The Martian: a perfect balance of scientific accuracy and gripping fiction


“I’m going to have to science the shit out of this,” says astronaut Mark Watney, played by Matt Damon, after being stranded on Mars. That pretty much sums up the tone in Ridley Scott’s new film The Martian, adapted from Andy Weir’s novel, which appears in cinemas this week. Many have already commended the movie for its scientific rigour and Scott has said himself that it is as “accurate as we can possibly get it”.

So does the movie live up to its expectations? Well, the mission design and the hardware are based on actual NASA capabilities and an existing plan to get humans to Mars known as Mars Direct. However, there are parts that are less scientifically accurate. But what the story lacks in scientific rigour, it makes up for with great fiction that could inspire new interest in science.

Growing food in space

The main challenge for Watney is to find a way to grow food on the planet in order to stay alive the four years until NASA’s next planned mission to Mars. While this has of course never been done in real life, it is not entirely unrealistic. In August 2015 astronauts on the International Space Station (ISS) ate lettuce that they had grown in space. This was the first time that humankind had grown and eaten food away from home.
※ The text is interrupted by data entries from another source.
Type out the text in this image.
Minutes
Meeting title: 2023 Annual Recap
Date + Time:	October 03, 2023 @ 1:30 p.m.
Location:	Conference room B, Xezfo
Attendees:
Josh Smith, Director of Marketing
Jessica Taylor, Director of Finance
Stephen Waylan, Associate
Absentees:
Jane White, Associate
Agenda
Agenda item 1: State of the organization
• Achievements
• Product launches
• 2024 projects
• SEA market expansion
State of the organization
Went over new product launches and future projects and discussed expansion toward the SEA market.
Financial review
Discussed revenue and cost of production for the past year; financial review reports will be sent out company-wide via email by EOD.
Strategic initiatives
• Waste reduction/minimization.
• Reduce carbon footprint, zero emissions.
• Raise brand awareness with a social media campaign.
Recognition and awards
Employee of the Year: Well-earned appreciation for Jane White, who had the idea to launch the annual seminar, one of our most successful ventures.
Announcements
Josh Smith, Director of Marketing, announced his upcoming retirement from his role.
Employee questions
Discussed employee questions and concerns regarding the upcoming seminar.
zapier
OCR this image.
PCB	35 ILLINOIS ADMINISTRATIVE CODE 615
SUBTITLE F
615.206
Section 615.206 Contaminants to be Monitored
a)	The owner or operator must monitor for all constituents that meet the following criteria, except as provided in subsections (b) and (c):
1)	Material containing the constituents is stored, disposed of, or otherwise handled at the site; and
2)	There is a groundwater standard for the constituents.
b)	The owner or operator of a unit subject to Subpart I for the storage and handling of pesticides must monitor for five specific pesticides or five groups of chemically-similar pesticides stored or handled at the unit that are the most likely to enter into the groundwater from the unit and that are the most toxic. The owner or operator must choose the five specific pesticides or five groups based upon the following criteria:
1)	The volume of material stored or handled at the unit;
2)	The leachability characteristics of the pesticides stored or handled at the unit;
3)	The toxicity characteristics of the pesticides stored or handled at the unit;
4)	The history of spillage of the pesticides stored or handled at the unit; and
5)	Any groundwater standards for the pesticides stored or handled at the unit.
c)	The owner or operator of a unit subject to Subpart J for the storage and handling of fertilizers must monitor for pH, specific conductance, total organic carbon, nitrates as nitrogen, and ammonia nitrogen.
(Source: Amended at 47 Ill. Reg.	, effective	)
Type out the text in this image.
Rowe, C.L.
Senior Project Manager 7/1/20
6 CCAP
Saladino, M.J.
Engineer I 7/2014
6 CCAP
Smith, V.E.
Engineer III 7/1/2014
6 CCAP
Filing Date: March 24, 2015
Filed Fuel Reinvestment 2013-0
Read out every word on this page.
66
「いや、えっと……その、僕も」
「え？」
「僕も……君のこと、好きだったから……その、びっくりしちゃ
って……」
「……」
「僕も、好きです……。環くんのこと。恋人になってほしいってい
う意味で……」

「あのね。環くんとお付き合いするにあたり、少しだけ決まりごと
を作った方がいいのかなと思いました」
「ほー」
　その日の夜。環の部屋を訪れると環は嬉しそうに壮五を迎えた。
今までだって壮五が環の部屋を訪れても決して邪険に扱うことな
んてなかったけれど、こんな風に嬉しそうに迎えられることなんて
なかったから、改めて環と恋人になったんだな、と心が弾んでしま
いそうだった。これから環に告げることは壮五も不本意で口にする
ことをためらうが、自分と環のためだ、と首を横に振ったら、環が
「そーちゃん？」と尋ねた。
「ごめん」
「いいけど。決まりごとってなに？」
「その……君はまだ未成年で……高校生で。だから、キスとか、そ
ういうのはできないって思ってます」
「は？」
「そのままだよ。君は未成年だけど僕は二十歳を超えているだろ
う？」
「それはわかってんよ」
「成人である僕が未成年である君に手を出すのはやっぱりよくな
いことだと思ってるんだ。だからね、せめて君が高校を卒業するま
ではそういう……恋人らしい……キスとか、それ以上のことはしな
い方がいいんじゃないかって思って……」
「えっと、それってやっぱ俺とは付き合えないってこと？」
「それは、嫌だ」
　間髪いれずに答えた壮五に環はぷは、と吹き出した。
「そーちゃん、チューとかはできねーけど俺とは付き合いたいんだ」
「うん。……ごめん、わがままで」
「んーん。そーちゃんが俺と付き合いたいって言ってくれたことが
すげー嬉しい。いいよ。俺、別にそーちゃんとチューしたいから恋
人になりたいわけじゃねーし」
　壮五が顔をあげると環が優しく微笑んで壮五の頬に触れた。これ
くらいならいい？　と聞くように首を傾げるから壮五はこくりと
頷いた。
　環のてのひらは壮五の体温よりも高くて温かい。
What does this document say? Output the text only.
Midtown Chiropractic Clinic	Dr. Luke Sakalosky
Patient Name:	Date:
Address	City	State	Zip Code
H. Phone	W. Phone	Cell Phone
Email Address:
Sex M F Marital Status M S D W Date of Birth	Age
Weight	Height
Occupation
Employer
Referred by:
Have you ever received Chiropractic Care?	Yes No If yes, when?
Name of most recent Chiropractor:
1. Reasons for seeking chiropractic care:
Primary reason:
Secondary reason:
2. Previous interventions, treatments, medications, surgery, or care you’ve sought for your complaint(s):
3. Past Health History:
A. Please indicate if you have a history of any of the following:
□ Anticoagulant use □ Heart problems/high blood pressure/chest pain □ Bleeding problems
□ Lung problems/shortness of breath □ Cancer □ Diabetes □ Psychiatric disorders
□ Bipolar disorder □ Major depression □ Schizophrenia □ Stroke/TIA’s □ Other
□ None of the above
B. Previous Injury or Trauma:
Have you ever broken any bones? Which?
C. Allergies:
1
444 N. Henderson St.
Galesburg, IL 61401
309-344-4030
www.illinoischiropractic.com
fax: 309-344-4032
In these so-called “VEGGIE” experiments the crew had been provided with everything they needed: soil, seeds, specific lamps tuned to the requirements of the plants. In The Martain, however, Watney had none of this specially-prepared equipment and, crucially, no soil.

The vegetable production system aboard the ISS.
NASA/wikipedia

The technical term for loose material covering rock is regolith, which includes the soil that we all know on Earth. Even regolith on Mars is familiar: we have been studying its properties since the 1970s, starting with the Mars Viking missions. NASA’sPhoenix Mars Exploration Rover (MER) has found evidence that the regolith contains crucial minerals for growing plants and is slightly alkaline, suitable for a range of crops – including asparagus and green beans.

Normally potatoes are grown in an acidic soil as this suppresses the effect of pathogens, such as common scab, but also because alkaline soils have a negative effect on the yield of potatoes. Our hero could easily account for this in his calculations for the number of plants required to grow enough food for a set number of days.

But Martian regolith may also contain perchlorates that are not good for human bodies. However, somewhat ironically, they are used as markers for the presence of water. Watney needs additional water for his crops and sets about making this by combining oxygen with hydrogen. To get the hydrogen, Watney catalyses a type of rocket fuel known as Hydrazine, in a somewhat dangerous experiment which would be even more dangerous in real life – as you’d end up with some toxic leftovers.

But exciting new results suggest that water sometimes runs openly on the surface of Mars. So in reality, it would have been safer for Watney to just go and extract it from the regolith itself.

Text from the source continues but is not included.